The instrumental piece "Vielleicht Das Nächste Mal" is a bluesy, weepy piece that manages to excite, with perfect Blackmore playing and excellent keyboard work by Don Airey, who also co-wrote it with Ritchie Blackmore.

This is not the only instrumental track on the album. There's also the theme track "Difficult to Cure", which is a kind of reproduction of Beethoven's Ninth Symphony, which has even received writing credit here. Ritchie Blackmore used to improvise on this piece at length during the band's performances. At the band's performance at Budokan, Japan in 1984, this piece was even played accompaniment by an entire orchestra, a sort of nod to "Deep Purple's" "Concerto for Group and Orchestra". If we have already mentioned the mother band, then this piece was also played at "Depp Purple's" performances, after their reunion.

"Can't Happen Here" opens up the second side of the vinyl in a storm, with its catchy riff and rhythmic and sweeping chorus, that includes vocal harmonies with a gospel scent. This is the second single released from the album and the choice was clear and in line with Ritchie Blackmore's ambitions to break through into the mainstream. The song was written by Ritchie Blackmore and its lyrics are a kind of sarcastic protest on environmental issues.

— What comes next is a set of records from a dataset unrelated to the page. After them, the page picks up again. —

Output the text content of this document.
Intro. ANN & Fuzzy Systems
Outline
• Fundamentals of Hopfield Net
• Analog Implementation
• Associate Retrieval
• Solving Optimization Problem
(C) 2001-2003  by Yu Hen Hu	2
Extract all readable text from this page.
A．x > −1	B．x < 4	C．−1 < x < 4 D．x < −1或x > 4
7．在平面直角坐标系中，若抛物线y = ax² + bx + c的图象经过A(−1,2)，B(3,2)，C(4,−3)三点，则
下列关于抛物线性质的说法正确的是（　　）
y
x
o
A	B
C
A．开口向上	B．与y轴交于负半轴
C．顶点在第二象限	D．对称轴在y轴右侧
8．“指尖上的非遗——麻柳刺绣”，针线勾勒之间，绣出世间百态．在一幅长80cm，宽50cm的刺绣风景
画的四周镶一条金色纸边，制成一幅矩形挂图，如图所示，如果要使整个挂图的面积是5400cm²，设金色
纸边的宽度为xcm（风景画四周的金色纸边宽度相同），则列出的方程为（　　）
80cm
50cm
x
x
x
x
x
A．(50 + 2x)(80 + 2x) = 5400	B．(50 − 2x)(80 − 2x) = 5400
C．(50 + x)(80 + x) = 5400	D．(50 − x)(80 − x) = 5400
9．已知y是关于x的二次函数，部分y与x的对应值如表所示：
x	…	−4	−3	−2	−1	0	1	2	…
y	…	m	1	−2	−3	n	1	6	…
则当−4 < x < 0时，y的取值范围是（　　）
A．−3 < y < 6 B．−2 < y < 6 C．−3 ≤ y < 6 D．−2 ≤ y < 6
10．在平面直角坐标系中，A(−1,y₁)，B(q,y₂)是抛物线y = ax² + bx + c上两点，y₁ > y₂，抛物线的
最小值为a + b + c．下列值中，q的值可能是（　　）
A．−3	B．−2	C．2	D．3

It is interesting to note that the b-side chosen for this song is "Jealous Lover", an excellent track that was recorded after the album's release and was not included in it. The lyrics to the song recorded on Ritchie Blackmore's 36th birthday, were written by Joe Lynn Turner in five minutes, during an argument between him and Blackmore over another song. It was also released later that year as part of an EP of the same name and includes another new instrumental track that was not included on the album "Weiss Heim".

"Freedom Fighter" continues the commercial line, influenced by 1980s Rock. This is the first song that singer Joe Lynn Turner wrote lyrics for. In contrast, in the song "Midtown Tunnel Vision" written by Turner, Blackmore and Glover, has a scent of "Rainbow" from the days of Ronnie James Dio.

The album cover looks very relevant in the face of the Covid-19 virus. It was initially offered to "Black Sabbath" for their "Never Say Die!" album, but was rejected.

It is interesting to note that the recording technician on the album is Flemming Rasmusse, who was then only 23 years old. Fleming was also one of the owners of the studio where the album was recorded in Copenhagen, Denmark, and his work on this album would earn him world fame. "Metallica" who was enthusiastic about the sound of this album, will come to this studio three years later and ask to record the masterpiece album "Ride The Lightning" with Flemming as a producer. Fleming will also produce Metallica's next two albums, "Master Of Puppets" and "...And Justice For All".